Artificial Intelligence Uses Audio to Recreate a Talking Obama


This should spark intrigue among conspiracy lovers across the world.

Researchers from the University of Washington have created an artificial intelligence that produces photorealistic footage of Barack Obama speaking on video. It’s the result of feeding it many hours of audio and video footage showing the former president speaking or making conversation and matching it to a set of digital lips.

The three researchers will present their findings during Siggraph 2017, an annual conference centered around topics on computer graphics and interactive techniques. But since the paper is publically available we can already take part in the production process. At first, the recurrent neural network received input audio from online video footage. It then moves on to syncing mouth movements and placing it onto a textured mouth, following this the neural network makes sure that head movements and lip-syncing are matched, based on the audio feed. Less audio means less movement and vice versa.

At times you can notice clear discrepancies between the original video footage and the footage that results from the neural network’s interpretation of the audio. But it’s clear that this is a huge leap forward in terms of creating realistic footage based on audio.

For now, the technology still comes with some limitations. The footage requires a target video, meaning that the neural network will assume the positions of certain facial features in given positions from another clip.

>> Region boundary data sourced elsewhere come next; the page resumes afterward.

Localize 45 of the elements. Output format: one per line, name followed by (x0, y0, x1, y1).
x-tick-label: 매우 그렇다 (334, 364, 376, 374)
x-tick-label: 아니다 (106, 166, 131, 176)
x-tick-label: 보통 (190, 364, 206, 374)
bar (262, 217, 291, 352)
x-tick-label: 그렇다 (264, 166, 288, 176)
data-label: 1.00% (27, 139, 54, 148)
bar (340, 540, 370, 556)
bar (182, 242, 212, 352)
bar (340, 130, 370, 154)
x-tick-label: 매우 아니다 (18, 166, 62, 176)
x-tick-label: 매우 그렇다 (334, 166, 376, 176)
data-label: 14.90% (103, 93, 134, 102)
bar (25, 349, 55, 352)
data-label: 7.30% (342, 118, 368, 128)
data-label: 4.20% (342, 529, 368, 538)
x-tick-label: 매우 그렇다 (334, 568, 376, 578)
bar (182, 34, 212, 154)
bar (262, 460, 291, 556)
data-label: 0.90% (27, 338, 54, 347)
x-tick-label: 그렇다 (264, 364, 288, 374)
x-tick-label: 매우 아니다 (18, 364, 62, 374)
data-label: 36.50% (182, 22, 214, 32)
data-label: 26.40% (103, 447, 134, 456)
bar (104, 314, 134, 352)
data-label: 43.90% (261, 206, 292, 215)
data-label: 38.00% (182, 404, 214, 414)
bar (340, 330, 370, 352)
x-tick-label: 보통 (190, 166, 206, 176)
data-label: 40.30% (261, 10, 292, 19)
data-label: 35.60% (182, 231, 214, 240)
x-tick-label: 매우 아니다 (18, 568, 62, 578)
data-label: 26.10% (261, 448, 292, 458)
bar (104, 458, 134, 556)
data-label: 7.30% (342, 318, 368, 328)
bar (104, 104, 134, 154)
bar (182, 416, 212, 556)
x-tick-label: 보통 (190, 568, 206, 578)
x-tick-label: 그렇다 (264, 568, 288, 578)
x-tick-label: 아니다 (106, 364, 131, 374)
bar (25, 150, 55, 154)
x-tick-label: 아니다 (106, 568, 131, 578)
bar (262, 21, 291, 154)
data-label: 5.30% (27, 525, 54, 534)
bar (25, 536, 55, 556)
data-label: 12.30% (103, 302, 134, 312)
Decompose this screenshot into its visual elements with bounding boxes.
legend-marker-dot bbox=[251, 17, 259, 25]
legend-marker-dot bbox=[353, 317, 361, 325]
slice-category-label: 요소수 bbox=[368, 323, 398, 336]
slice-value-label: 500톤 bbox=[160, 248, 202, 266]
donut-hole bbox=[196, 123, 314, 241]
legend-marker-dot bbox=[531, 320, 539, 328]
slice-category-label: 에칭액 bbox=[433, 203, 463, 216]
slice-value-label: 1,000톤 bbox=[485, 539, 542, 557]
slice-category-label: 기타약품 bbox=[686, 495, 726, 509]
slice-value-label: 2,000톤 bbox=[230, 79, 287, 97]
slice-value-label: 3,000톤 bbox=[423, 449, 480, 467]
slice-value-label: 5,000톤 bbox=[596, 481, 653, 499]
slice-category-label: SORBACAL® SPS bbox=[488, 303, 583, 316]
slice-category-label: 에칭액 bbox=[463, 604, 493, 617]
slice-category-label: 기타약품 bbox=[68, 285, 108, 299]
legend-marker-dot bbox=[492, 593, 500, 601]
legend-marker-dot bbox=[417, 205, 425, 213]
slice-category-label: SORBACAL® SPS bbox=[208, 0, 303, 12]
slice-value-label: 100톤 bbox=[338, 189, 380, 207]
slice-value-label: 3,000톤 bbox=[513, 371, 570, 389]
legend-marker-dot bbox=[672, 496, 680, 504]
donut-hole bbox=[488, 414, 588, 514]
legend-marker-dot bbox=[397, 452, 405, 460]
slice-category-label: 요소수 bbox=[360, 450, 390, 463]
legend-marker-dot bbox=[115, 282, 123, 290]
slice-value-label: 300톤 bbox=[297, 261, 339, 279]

However, don’t mistake this for just manipulating the original footage, the target video can be a completely different clip so using audio from another clip will still result in a photorealistic look. Recognizing where parts of the faces are located allows the neural network to more easily manipulate relevant parts of the video. An example of this can be found in the research group’s paper, where a failure to properly match the positions of the lower half of the face to the target video resulted in a double chin.

Provided that the technology becomes even better, which it doubtlessly will considering that this is still in its initial ages, there will be some interesting ethical debates concerning what it means to show up in video footage in the future.